Twenty-three years ago I made my first trip to India, travelling down from Delhi to Tiruvanantapuram. I understand and speak Hindi, Punjabi and Urdhu; however, my communication was predominantly in English! That journey provided many a learning including dispelling my conditioning – thanks to the media coverage at that time oscillating between a romantic view of India’s rich cultural tapestry woven in its history and mythology enjoyed from the safe helm, to reconciling its third world and hence defined primitive status as compared to the Western world. I later enjoyed Amryta Sen’s “The Argumentative Indian,” which provided an interesting response to the narrative prevalent at the time. Wisdom and the Worldview were far from our western shores preferring instead that of the imperialist western narrative.
One such learning was on the morning when I lost my toothbrush and was introduced by a kind local villager, hearing of my aggrieved disposition, to the humble Neem tree. With reverence, he snapped off two twigs, one he gifted to me, with the other he showed me how to use the twig to clean his teeth. I was aghast. I remembered his dispassionate temperament at my positively primitive and thoughtless response. What emerged from that experience and my subsequent research was my surprise at the extraordinary properties of these nimble twigs.
I was about to express my contentment; however, his expression said it all. His genuine KINDNESS at my ignorance silenced and embarrassed me. I still carry the ghost of that expression, especially when I learned many years later of how a Western institution had tried to patent the Neem trees properties for commercial gain. How primitive can we be?
I later encountered a product “Fair and Lovely,” a skin whitening cream used by Indian women to lighten their skin. A tinge of guilt and sadness – why was a company selling products that were encouraging the age-old adage of fair skin imparts the impression of a women’s outer and therefore inner beauty. I needed a sun factor to protect my skin, not a cream to make me fair. Why was BEAUTY being defined from a primitive paradigm and encouraged? Surely beautiful women included the Arundhati Roy, Wangari Maathai, Aung San Suu Kyi – women who were making an impact in the East from an evolved paradigm.
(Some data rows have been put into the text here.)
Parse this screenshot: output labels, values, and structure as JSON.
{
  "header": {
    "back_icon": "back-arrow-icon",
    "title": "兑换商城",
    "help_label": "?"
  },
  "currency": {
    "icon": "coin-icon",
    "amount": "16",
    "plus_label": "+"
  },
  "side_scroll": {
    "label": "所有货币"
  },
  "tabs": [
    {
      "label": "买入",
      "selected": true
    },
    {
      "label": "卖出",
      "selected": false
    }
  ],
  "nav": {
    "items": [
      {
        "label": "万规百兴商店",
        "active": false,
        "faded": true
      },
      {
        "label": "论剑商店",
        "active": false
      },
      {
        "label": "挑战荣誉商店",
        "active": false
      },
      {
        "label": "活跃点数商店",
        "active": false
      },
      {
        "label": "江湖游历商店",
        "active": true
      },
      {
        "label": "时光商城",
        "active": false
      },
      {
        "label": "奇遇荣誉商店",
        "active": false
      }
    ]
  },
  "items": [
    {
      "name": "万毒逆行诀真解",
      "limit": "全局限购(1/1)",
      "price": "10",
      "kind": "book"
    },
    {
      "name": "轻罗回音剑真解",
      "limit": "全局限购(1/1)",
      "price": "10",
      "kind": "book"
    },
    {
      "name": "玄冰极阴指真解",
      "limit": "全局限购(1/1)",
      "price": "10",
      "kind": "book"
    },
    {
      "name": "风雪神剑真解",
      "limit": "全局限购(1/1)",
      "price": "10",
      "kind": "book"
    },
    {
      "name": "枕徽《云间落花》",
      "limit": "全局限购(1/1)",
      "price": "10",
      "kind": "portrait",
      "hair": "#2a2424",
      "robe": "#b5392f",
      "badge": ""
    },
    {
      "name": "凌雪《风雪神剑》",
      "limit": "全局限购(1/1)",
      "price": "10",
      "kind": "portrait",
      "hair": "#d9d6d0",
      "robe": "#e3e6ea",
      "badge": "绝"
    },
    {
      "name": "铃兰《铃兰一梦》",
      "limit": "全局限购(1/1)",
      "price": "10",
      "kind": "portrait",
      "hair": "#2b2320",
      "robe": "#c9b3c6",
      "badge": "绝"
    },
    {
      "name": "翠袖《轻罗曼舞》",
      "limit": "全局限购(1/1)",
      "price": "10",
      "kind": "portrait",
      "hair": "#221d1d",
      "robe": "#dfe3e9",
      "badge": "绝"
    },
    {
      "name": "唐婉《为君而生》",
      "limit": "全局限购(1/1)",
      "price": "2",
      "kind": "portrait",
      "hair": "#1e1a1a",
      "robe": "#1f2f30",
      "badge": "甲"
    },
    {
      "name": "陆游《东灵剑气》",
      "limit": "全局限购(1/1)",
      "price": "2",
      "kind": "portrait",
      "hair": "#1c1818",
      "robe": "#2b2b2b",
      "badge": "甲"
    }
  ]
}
As I drifted back to the lecture, my thoughts triggered a question to the speaker – from which I deliberately refrained articulating from a prescribed narrative, as I was too irritated. Why was toothpaste sold in tubes and packaging to consumers in a market, which had no need for this product prior? If the Corporate was so consumed by its limiting paradigm – could it not use its branding to sustain age old products and wisdom from these markets which embraced sustainability, instead of homogenizing the planet with its products which did not take into account the local conditions, culture, physiology? Why could the brand then not be further localized so there were hubs and nodes of operation with shared and interdependent values embedded in the local community as Michael Porter of Harvard University discusses in his article “interdependent and shared values.” Anything else is continuing the madness, the disparity and polarization. Where was the TRUTH in all of this? These questions are the elephants in the room for the current generation to address, as they can no longer be ignored.
My own personal journey is not that dissimilar to that of the Corporate – I continue to try and synthesize the duality with which I am faced, the competing needs, desires and wants; consumerism, consumption, greed and gain where any satisfaction is short-lived – in reality, what we are faced with is a sense of disenchantment and a disillusionment with the current paradigm. However to make any sense of this we do need to be asking ourselves the questions and living with the high degree of uncertainty that this questioning brings with it, as instead of the comfort of our out of date culture and conditioning.